Those of you who know me know that I cultivate a special love for icons. In English the word icon can be used as a general term for an image. It is often used in connection with religious imagery, and the term iconography can relate to any consistent scheme of imagery, religious or secular. However, two modern secular applications of the word icon have gained wide currency.
First, in the world of fashion and entertainment, people can be described as icon if they epitomize certain trends in style or culture. Second, in the world of computers and electronic technology certain images on the screen are known as icons. You'll also know that my acquaintance with the modern applications of the word is more with the latter! Click on the icon and you enter a whole new world of information and imagery. This modern usage of the word icon has interesting parallels with the theological use of the term!
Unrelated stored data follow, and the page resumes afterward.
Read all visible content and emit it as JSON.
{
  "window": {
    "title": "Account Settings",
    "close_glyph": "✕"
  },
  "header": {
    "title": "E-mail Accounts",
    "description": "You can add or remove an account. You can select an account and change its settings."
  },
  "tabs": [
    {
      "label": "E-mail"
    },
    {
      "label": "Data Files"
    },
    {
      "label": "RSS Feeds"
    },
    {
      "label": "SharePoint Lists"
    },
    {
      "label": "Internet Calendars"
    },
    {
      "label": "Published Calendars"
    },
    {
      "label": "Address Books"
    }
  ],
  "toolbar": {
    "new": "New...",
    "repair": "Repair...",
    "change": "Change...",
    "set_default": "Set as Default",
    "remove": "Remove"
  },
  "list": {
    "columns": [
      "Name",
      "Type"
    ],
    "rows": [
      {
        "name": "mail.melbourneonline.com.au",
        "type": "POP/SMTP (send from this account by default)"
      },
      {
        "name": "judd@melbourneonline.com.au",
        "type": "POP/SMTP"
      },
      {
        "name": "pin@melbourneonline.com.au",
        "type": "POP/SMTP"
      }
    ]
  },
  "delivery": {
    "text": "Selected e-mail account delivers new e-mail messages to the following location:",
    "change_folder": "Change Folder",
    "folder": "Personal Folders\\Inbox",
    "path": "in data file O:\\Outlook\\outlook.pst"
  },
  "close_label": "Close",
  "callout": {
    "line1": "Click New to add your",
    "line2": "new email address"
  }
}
John Paul II in his encyclical "Duodecimum saeculum" wrote: "Just as the reading of material books allows the hearing of the living word of the Lord, so also the showing of the painted icon allows those who contemplate it to accede to the mystery of salvation by the sense of sight". Our first encounter with icons may not be easy, for they are seriously different from many of our assumptions about art and imagery.Icons are different, they are a non-naturalistic form of art. The intention behind the icon is to make the invisible visible. They are a door to another world, allowing us to enter more deeply into a living relationship with the Father, Son and Spirit. In the Apocalypse St. John says: "I looked, and lo, in heaven an open door!" (Rev 4:1). Through that door he enters into the heavenly worship and the place of revelation.
In C. S Lewis' The Lion, the Witch and the Wardrobe, the children enter the strange world of Narnia through the wardrobe. There is a change in levels of consciousness and perception which can only be communicated through the metaphors and imagery of transition. Sacred iconography uses its own language of symbols and imagery to take us deeper into the mystery of Christ.
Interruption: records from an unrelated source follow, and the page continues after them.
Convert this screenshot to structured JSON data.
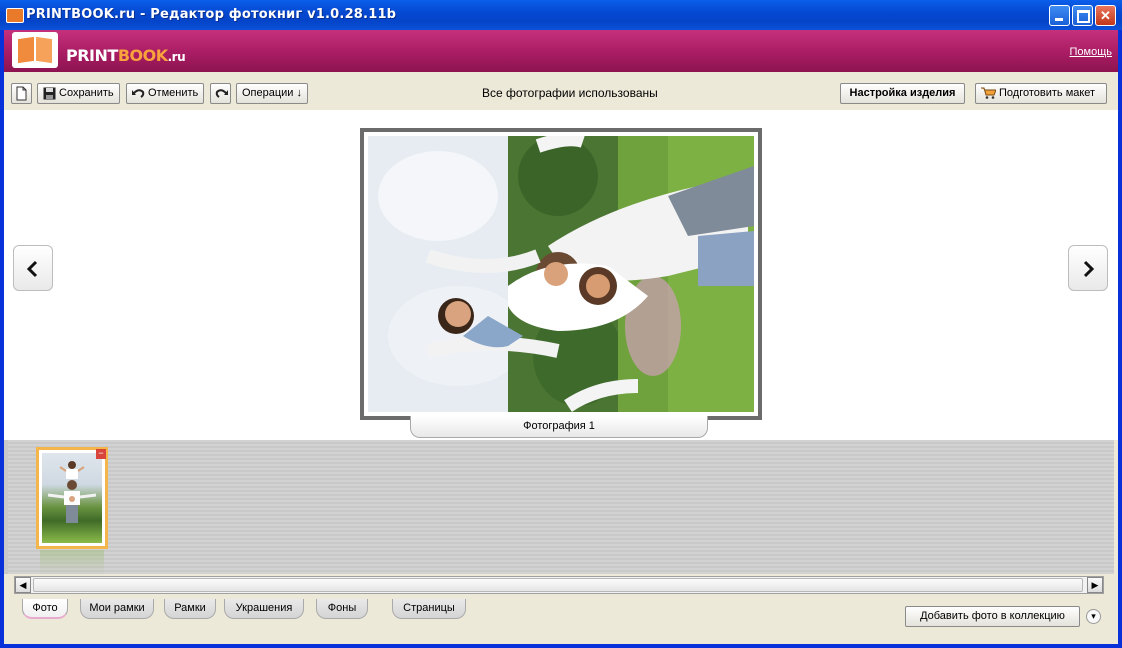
{
  "window": {
    "title": "PRINTBOOK.ru - Редактор фотокниг v1.0.28.11b"
  },
  "header": {
    "brand_part1": "PRINT",
    "brand_part2": "BOOK",
    "brand_part3": ".ru",
    "help_link": "Помощь"
  },
  "toolbar": {
    "save_label": "Сохранить",
    "undo_label": "Отменить",
    "operations_label": "Операции ↓",
    "status_text": "Все фотографии использованы",
    "product_settings_label": "Настройка изделия",
    "prepare_layout_label": "Подготовить макет"
  },
  "editor": {
    "photo_caption": "Фотография  1"
  },
  "strip": {
    "remove_mark": "−"
  },
  "tabs": [
    {
      "label": "Фото",
      "active": true
    },
    {
      "label": "Мои рамки"
    },
    {
      "label": "Рамки"
    },
    {
      "label": "Украшения"
    },
    {
      "label": "Фоны"
    },
    {
      "label": "Страницы"
    }
  ],
  "footer": {
    "add_photo_label": "Добавить фото в коллекцию"
  },
  "icons": {
    "nav_prev": "chevron-left-icon",
    "nav_next": "chevron-right-icon",
    "more": "chevron-down-icon"
  }
}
LEFT: The blue garment is almost hidden by the shimmering outer garment. This is the Father who cannot be seen by his creatures and must encounter him using the eyes of the Son. Both hands grasp the staff showing his dual authority over heaven and earth.
MIDDLE:The brown garment speaks of the earth - of His humanity. 'He humbled himself and became obedient even unto death on a cross.' The gold stripe speaks of kingship.